How Virginia Hospital Center is slashing C-section rates

Arlington-based Virginia Hospital Center, which has one of the top 10 C-section rates in the U.S., is working to create a new culture to curb C-section deliveries and decrease patients' risk of infection and complication, according to WVTF.

"Despite all the safety measures we take, compared to vaginal birth [C-sections are] still seven times more likely to result in maternal death than vaginal birth. The complications that go along with surgery — bleeding, infection, risk of placental problems with subsequent pregnancies," said Michael Moxley, MD, medical director of the Virginia Hospital Center physician group OB-GYN hospitalists and vice chairman of patient safety and quality improvement for the American Congress of Obstetricians and Gynecologists.

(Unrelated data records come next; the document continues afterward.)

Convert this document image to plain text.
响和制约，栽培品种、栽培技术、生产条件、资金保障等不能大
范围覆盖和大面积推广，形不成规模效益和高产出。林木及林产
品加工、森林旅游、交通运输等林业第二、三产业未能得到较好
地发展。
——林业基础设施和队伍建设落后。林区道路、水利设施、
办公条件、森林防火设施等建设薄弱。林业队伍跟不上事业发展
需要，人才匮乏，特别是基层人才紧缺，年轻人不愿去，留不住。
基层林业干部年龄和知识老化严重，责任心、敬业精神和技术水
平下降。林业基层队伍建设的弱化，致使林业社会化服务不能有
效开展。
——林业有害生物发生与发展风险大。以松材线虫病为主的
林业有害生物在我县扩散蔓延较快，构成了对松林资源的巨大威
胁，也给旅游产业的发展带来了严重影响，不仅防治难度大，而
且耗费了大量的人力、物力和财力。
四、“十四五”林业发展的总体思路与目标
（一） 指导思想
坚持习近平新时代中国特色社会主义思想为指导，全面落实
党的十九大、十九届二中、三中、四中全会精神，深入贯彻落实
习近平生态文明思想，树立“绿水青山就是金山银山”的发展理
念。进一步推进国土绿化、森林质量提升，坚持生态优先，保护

After the ACOG warned C-section rates were rapidly increasing several years ago, the Virginia Hospital Center was reported to have one of the top 10 C-section across the nation. At its peak, one in three deliveries at the hospital was a C-section.

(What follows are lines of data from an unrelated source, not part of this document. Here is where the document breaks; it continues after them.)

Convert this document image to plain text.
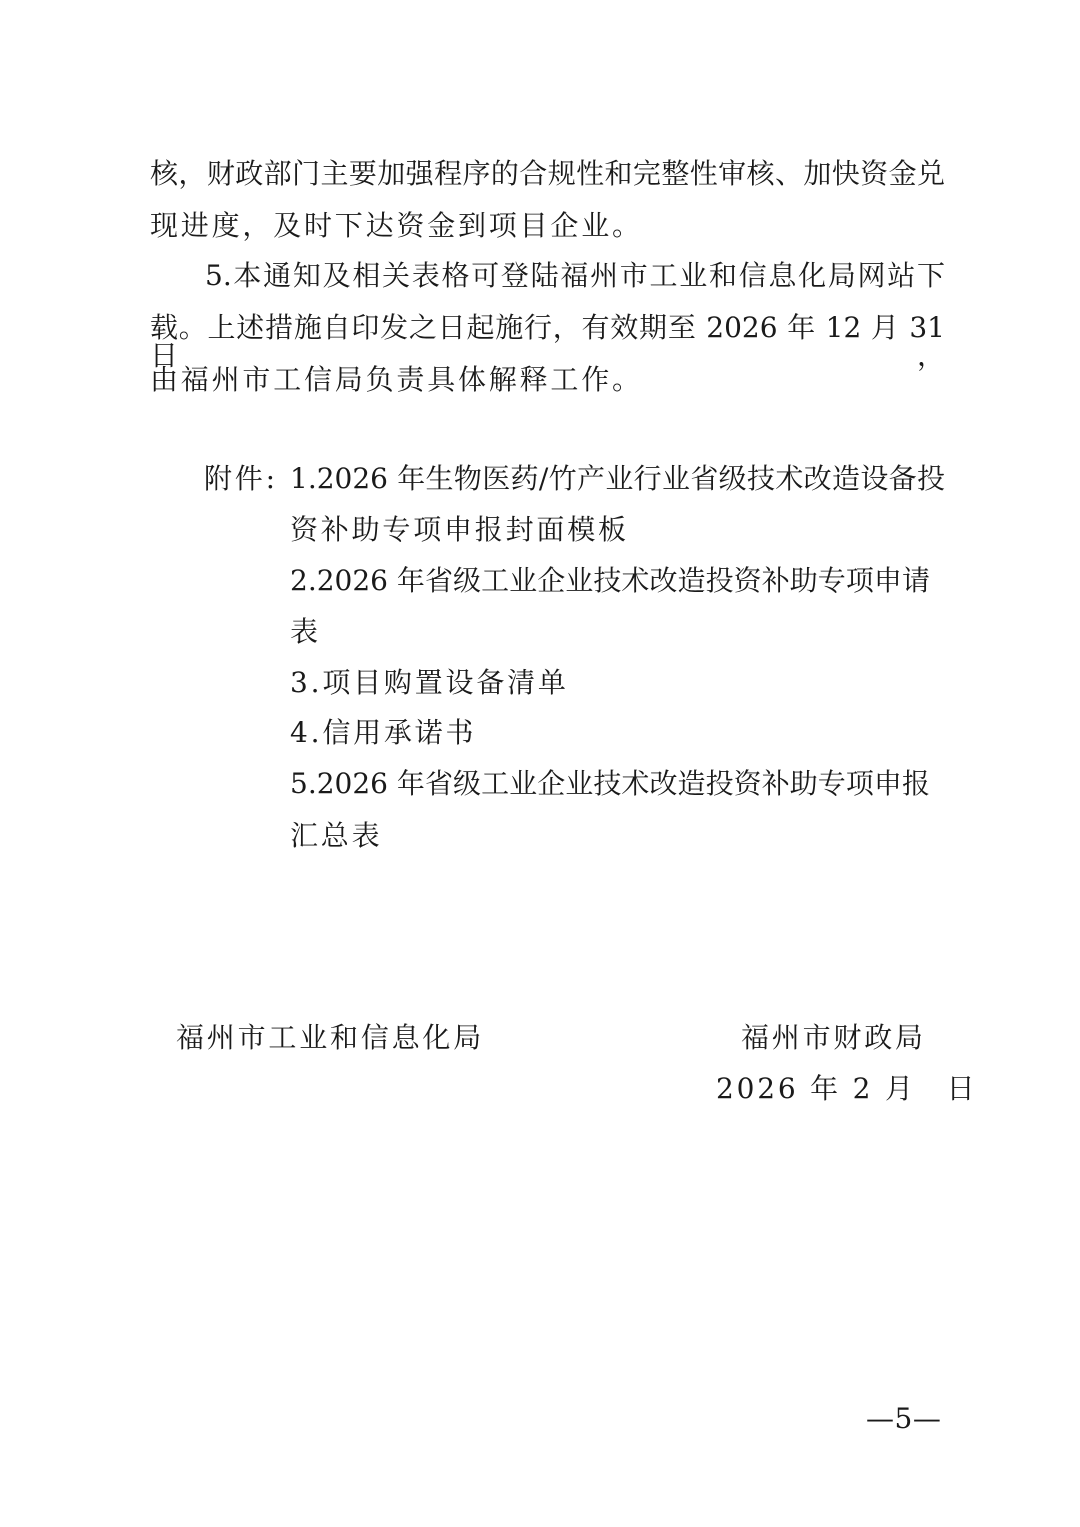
核，财政部门主要加强程序的合规性和完整性审核、加快资金兑
现进度，及时下达资金到项目企业。
5.本通知及相关表格可登陆福州市工业和信息化局网站下
载。上述措施自印发之日起施行，有效期至 2026 年 12 月 31 日，
由福州市工信局负责具体解释工作。
附件: 1.2026 年生物医药/竹产业行业省级技术改造设备投
资补助专项申报封面模板
2.2026 年省级工业企业技术改造投资补助专项申请
表
3.项目购置设备清单
4.信用承诺书
5.2026 年省级工业企业技术改造投资补助专项申报
汇总表
福州市工业和信息化局	福州市财政局
2026 年 2 月　日
—5—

To decrease these rates, hospital officials started having regular meetings to review the facility's C-sections, raising questions about each C-section delivery and working to create a culture where vaginal deliveries are the norm. The hospital plans to continue these monthly meetings indefinitely, said Miguel Fernandez, MD, OB-GYN hospitalist at Virginia Hospital Center.

Now, the rate of C-sections at the Virginia Hospital Center has gone down to 22 percent — about one in four as opposed to one in three. The rate, which is well below the recommended guideline, is a number Virginia Hospital Center physicians say hospitals nationwide can emulate.

"We put on seat belts, but we don't think about medical safety," Dr. Fernandez said. "And this is a medical safety issue, and we just have to be sure that if you're ending up with major surgery that that major surgery has implications to future pregnancies and complications that it's being done for the right reason."